C’est le vrai Toubon qu'on voit aujourd'hui".

Alain Madelin

à franceinfo

"Vu d’avion, il fait le grand écart sans être adepte du french cancan, mais il est passionné par ce qu’il fait, et c'est un grand travailleur", surenchérit Jean-Pierre Lecoq, qui a toujours soupçonné, néanmoins, un côté "droitdelhommiste" chez l'ancien député parisien. "Sur l'immigration, décortique-t-il, il prend les gens à témoin de l’hypocrisie et de la non-cohérence de l’État de droit. En France, on est très fort pour voter des lois, beaucoup moins pour les appliquer."

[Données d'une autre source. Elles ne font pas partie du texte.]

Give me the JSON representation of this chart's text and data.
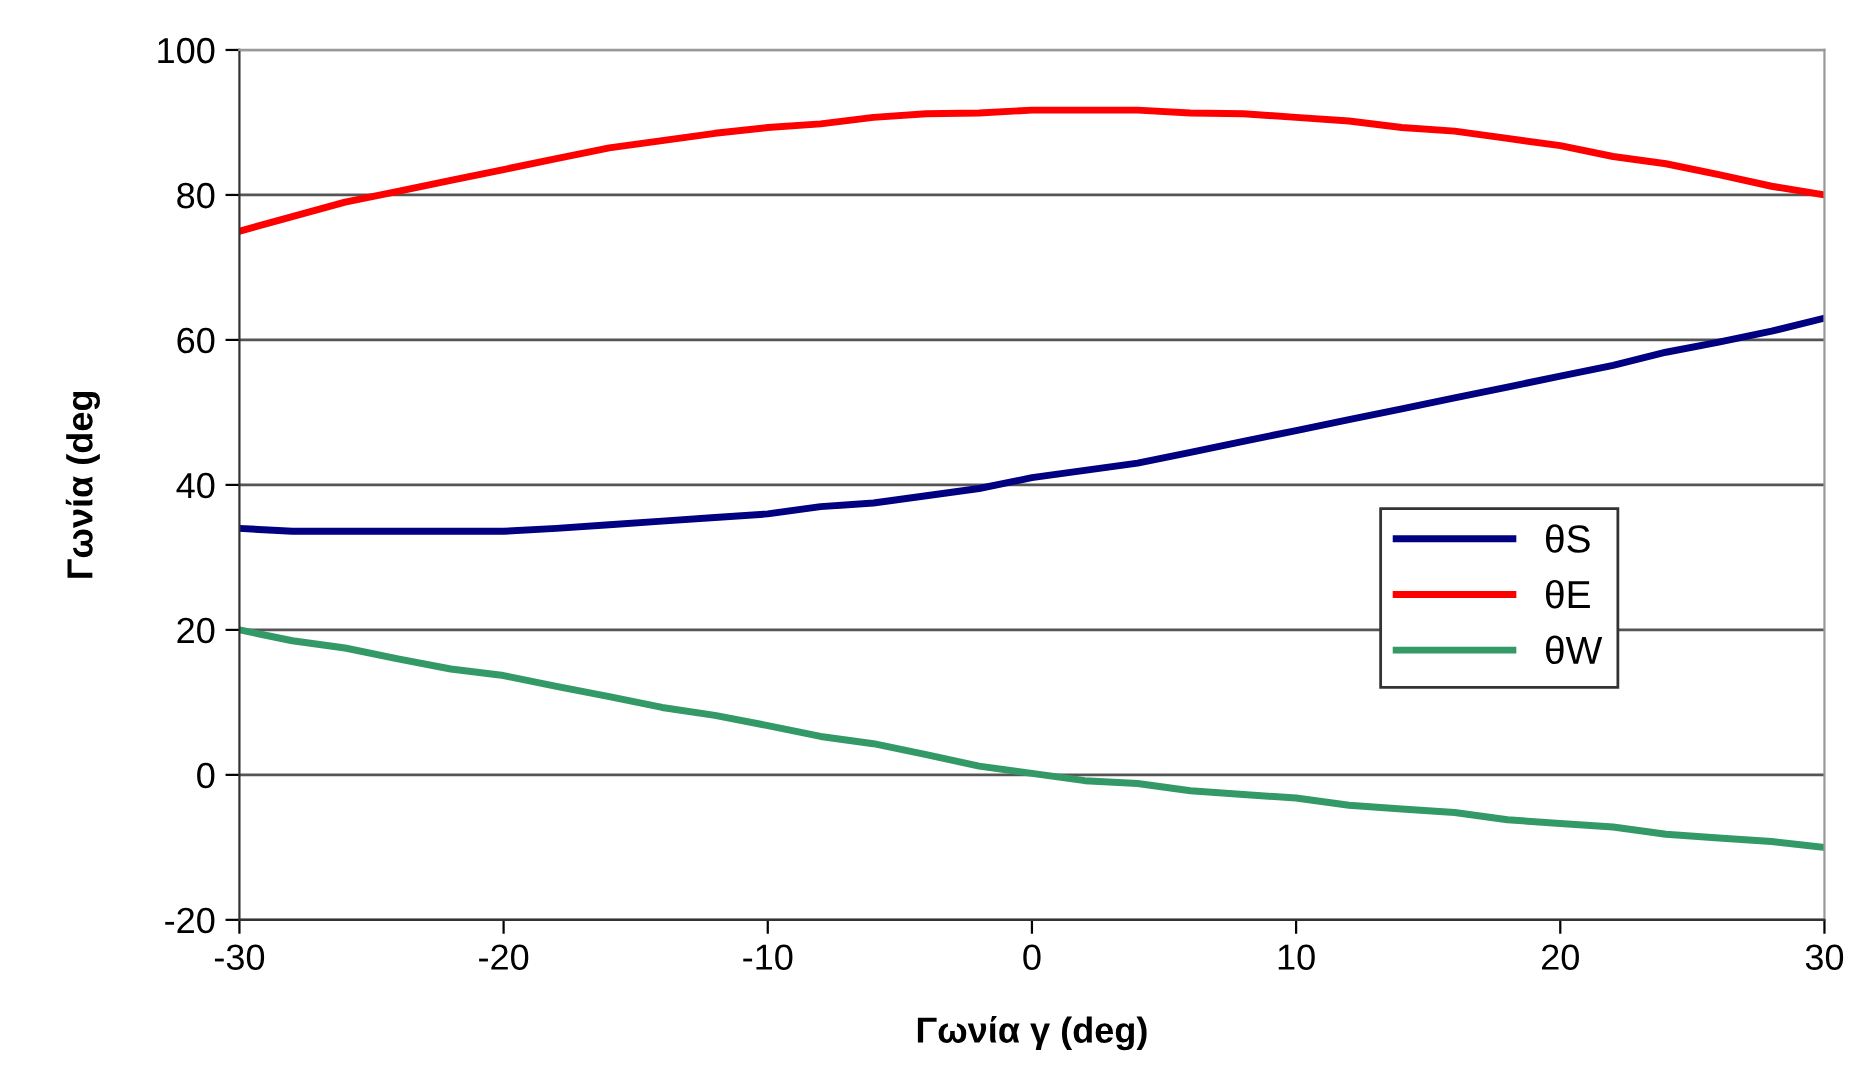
{
  "chart_data": {
    "type": "line",
    "xlabel": "Γωνία γ (deg)",
    "ylabel": "Γωνία (deg",
    "x": [
      -30,
      -28,
      -26,
      -24,
      -22,
      -20,
      -18,
      -16,
      -14,
      -12,
      -10,
      -8,
      -6,
      -4,
      -2,
      0,
      2,
      4,
      6,
      8,
      10,
      12,
      14,
      16,
      18,
      20,
      22,
      24,
      26,
      28,
      30
    ],
    "series": [
      {
        "name": "θS",
        "color": "#000080",
        "values": [
          34,
          33.6,
          33.6,
          33.6,
          33.6,
          33.6,
          34,
          34.5,
          35,
          35.5,
          36,
          37,
          37.5,
          38.5,
          39.5,
          41,
          42,
          43,
          44.5,
          46,
          47.5,
          49,
          50.5,
          52,
          53.5,
          55,
          56.5,
          58.3,
          59.7,
          61.2,
          63
        ]
      },
      {
        "name": "θE",
        "color": "#ff0000",
        "values": [
          75,
          77,
          79,
          80.5,
          82,
          83.5,
          85,
          86.5,
          87.5,
          88.5,
          89.3,
          89.8,
          90.7,
          91.2,
          91.3,
          91.7,
          91.7,
          91.7,
          91.3,
          91.2,
          90.7,
          90.2,
          89.3,
          88.8,
          87.8,
          86.8,
          85.3,
          84.3,
          82.8,
          81.2,
          80
        ]
      },
      {
        "name": "θW",
        "color": "#339966",
        "values": [
          20,
          18.5,
          17.5,
          16,
          14.6,
          13.7,
          12.2,
          10.8,
          9.3,
          8.2,
          6.8,
          5.3,
          4.3,
          2.8,
          1.2,
          0.2,
          -0.8,
          -1.2,
          -2.2,
          -2.7,
          -3.2,
          -4.2,
          -4.7,
          -5.2,
          -6.2,
          -6.7,
          -7.2,
          -8.2,
          -8.7,
          -9.2,
          -10
        ]
      }
    ],
    "xlim": [
      -30,
      30
    ],
    "xticks": [
      -30,
      -20,
      -10,
      0,
      10,
      20,
      30
    ],
    "ylim": [
      -20,
      100
    ],
    "yticks": [
      -20,
      0,
      20,
      40,
      60,
      80,
      100
    ],
    "grid": "y",
    "legend": "right",
    "marker": "none",
    "line_style": "solid"
  }
}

Vieille amie de Jacques Toubon, qu'elle connaît depuis des décennies, l'ancienne députée et ministre Roselyne Bachelot, se montre, elle, beaucoup plus tranchante :

Le procès qui lui a été fait à sa nomination comme Défenseur des droits est misérable ! Jacques Toubon a toujours été identique à lui-même, profondément humain.

Roselyne Bachelot, ancienne ministre et députée

à franceinfo

Et de louer les qualités de toujours de l'ancien ministre de la Culture [de 1993 à 1995, sous la cohabitation Balladur–Mitterrand], "sa culture phénoménale, qui va de l’opéra baroque à l’art contemporain", son ouverture et son indépendance. Est-ce à cette "indépendance" que l'on a voulu causer du tort, avec la polémique née des 30 000 euros que toucherait le Défenseur des droits, en cumulant diverses retraites et son salaire ? L'ancienne ministre de la Santé Roselyne Bachelot botte en touche : "Je ne peux pas vous dire s’il y a des malfaisants, je crois qu'il a été mêlé à une mise en cause plus générale des salaires de la fonction publique". De toute façon, souligne-t-elle, "le Défenseur des droits est totalement indépendant, son mandat [qui court jusqu'en 2020] n'est pas révocable et ne peut être renouvelé". Qu'importent les pressions "Il a 77 ans, c’est un âge où l’on ne s’embête plus avec des contingences."